There is another significant difference between Wilder and the young Tyson: the intent to scare the hell out of opponents who are mentally destroyed even before the first punch is thrown. The late-1980s Tyson spoke of driving nose bones into fighters’ brains, of taking their hearts and their manhood, of the satisfaction he derived from hearing them whimper like a little girl after they’d been hit to the body.
“You can see apprehension on some of their faces,” Deas said when asked if Wilder generated that sort of terror in the other corner prior to the opening bell. “But intimidation is not as big a thing as it used to be when Tyson was coming up. Guys now are, like, `I don’t care who you are. I’m bringing it.’
“I mean, so much of Tyson’s persona was about being a bully. Like a lot of bullies, once somebody stood up to them, and didn’t back down, you saw chinks in his armor. Deontay is not a bully. He’s a good guy and a smart fighter. He sees what’s happening in the ring and adjusts to it.”
One more difference between Wilder and the early Tyson: that Tyson could starch anybody with either hand; Wilder, for the most part, has relied on the overhand right, a devastating weapon that not only put former WBO heavyweight titlist Siarhei Liakhovich down and out in their fight on Aug. 9, 2013, but had his left leg twitching uncontrollably, like a hooked fish flopping on the deck of a boat.

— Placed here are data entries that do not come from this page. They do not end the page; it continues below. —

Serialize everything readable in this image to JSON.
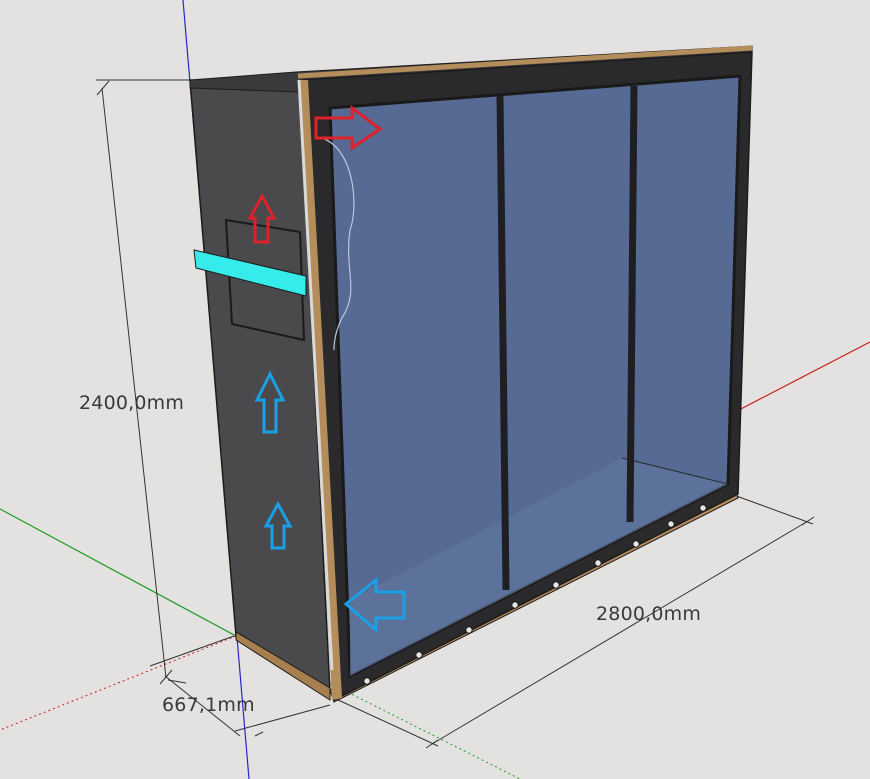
{
  "viewport": {
    "background": "#e3e2e0",
    "axis_colors": {
      "red": "#c81e1e",
      "green": "#1a9a1a",
      "blue": "#2828c8"
    }
  },
  "dimensions": {
    "height": "2400,0mm",
    "width": "2800,0mm",
    "depth": "667,1mm"
  },
  "model": {
    "colors": {
      "side_panel": "#4a4a4c",
      "frame_dark": "#2a2a2c",
      "glass": "#566a93",
      "wood_edge": "#b58d5a",
      "shelf": "#35ecea",
      "arrow_hot": "#e0202a",
      "arrow_cold": "#1aa0e8"
    },
    "arrows": [
      {
        "name": "arrow-hot-right",
        "color": "red",
        "direction": "right"
      },
      {
        "name": "arrow-hot-up",
        "color": "red",
        "direction": "up"
      },
      {
        "name": "arrow-cold-up-upper",
        "color": "blue",
        "direction": "up"
      },
      {
        "name": "arrow-cold-up-lower",
        "color": "blue",
        "direction": "up"
      },
      {
        "name": "arrow-cold-left",
        "color": "blue",
        "direction": "left"
      }
    ]
  }
}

Asked about Wilder’s less-dominant hand, Deas said, “He has no left hand at all. We’ve tried, but it is completely useless. No, just kidding.
“We actually hope people think that because Deontay is very gifted with his left hand. A lot of times he just hasn’t had the opportunity to show it off, like he did against Stiverne with his jab. But he has a tremendous left hook and a tremendous left uppercut. When the time is right, somebody is going to find that out.”